Another point would be to service multiple requests simultaneously in case your application unfortunately uses synchronized keyword judiciously. We currently have a legacy application which has a lot of shared state (unfortunately) and hence concurrent request handling is done by spawning around 20 JVM processes with a central dispatching unit which does all the dispatching work. ;-)
I would suggest you use around least JVM per NUMA region. If a single JVM uses more than one NUMA region (often a single CPU) the performance can degrade significantly, due to a significant increase in the cost of accessing main memory of another CPU.
Additionally using multiple servers can allow you to
use different versions of java or your your applications server.
isolate different applications which could interfere (they shouldn't but they might)
limit GC pause times between services.
EDIT: It could be historical. There may have been any number of reasons to have separate JVMs in the past but since you don't know what they were, you don't know if they still apply and it may be simpler to leave things as they are.
An additional reason to use mutliple instance is serviceability.

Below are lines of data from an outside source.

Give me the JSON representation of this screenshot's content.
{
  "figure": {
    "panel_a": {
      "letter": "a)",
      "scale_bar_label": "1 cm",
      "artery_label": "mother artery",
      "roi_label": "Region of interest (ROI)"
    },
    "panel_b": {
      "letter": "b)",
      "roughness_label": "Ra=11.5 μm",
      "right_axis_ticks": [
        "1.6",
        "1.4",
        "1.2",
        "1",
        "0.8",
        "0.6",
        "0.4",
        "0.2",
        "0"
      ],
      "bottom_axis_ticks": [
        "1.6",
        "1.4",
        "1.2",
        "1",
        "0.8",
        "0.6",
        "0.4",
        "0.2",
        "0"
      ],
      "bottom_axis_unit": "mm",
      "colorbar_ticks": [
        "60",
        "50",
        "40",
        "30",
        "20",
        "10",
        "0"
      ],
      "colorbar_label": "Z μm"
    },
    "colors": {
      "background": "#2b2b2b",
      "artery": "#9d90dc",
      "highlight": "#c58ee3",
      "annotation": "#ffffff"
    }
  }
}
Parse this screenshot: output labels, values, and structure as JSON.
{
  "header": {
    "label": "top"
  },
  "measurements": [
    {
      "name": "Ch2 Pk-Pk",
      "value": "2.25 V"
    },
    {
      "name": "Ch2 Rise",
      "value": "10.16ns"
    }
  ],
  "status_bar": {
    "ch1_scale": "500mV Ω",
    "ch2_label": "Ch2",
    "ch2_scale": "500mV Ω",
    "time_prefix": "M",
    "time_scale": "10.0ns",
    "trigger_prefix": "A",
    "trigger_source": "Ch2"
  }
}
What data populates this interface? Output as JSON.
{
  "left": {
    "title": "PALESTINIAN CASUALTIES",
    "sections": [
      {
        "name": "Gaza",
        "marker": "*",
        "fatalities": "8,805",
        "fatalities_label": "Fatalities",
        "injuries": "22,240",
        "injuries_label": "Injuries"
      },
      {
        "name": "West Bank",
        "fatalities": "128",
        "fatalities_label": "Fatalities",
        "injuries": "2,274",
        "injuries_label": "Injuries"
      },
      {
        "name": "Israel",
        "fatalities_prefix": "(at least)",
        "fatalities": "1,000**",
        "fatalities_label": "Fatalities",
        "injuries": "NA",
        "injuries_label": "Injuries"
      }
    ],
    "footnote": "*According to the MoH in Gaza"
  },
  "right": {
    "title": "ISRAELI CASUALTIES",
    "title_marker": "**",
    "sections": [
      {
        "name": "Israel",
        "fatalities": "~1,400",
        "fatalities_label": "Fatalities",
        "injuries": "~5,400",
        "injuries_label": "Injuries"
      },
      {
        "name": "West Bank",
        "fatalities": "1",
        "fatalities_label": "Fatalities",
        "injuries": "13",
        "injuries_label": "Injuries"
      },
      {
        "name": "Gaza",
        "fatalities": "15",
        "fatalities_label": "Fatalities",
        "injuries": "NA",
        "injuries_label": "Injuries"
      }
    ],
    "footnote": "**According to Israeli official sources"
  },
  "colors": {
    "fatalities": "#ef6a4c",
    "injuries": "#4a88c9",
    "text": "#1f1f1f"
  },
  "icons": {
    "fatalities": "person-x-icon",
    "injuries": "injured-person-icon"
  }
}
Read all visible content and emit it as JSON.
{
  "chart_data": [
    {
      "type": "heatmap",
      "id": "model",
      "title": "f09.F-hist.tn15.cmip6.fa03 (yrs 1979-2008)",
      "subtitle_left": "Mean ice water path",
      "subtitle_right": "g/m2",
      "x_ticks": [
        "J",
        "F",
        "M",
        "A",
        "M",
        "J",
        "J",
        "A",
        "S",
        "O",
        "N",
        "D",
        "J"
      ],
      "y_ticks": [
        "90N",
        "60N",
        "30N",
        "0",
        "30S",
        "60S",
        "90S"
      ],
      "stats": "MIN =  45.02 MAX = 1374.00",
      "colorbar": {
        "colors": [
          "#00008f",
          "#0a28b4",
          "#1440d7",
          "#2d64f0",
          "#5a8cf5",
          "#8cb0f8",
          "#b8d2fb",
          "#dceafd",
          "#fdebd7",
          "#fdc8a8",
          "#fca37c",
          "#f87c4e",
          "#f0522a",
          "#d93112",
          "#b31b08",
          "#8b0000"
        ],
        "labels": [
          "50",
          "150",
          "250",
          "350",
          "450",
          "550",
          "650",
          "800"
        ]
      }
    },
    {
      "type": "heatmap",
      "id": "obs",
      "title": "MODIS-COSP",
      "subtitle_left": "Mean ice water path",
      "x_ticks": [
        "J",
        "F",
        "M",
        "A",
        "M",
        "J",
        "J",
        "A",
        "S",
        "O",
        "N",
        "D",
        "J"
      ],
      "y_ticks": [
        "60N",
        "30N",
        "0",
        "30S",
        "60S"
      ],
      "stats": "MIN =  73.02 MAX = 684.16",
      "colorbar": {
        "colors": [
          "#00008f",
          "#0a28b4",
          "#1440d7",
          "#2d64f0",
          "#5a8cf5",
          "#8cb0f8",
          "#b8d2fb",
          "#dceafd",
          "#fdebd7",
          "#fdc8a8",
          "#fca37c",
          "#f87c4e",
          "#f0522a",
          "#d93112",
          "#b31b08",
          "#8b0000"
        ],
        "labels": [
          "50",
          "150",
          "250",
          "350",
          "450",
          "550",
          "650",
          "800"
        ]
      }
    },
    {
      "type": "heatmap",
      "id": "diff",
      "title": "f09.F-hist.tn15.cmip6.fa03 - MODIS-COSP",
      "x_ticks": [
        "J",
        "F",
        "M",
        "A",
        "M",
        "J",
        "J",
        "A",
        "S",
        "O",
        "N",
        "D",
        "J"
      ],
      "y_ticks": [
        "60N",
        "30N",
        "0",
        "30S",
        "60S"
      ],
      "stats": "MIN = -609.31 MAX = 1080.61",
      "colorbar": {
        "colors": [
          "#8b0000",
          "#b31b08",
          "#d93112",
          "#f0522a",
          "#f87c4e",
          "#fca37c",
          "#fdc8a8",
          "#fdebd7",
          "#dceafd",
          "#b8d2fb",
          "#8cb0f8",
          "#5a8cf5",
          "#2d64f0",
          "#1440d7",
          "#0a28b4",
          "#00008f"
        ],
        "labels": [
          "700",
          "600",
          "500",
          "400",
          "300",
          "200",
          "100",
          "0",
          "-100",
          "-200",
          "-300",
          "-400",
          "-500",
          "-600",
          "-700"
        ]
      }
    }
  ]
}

For example if you multiple different applications for multiple customers then having seperate instances of the appserver for each application can make life a little easier when you have to do an appserver restart during a release.
Suppose you have a average configuration host and installed single instance of the web/app server. Now your application becomes more popular and number of hits increases 2 fold. What you do now ?
Add one more physical server of same configuration and instal the application and load balance these two hosts.
This is not end of life for your application. Your application will keep on becoming more popular and hence the need to scale it up. What's going to be your strategy ?
keep adding more hosts of same configuration
buy a more powerful machine where you can create more logical application servers
Which option will you go far ?
You will do cost analysis, which will involve factors like- actual hardware cost, Cost of managing these servers (power cost, space occupied in data center) etc.
Apparently, it comes that the decision is not very easy. And in most cases it's more cost effective to have a more powerful machine.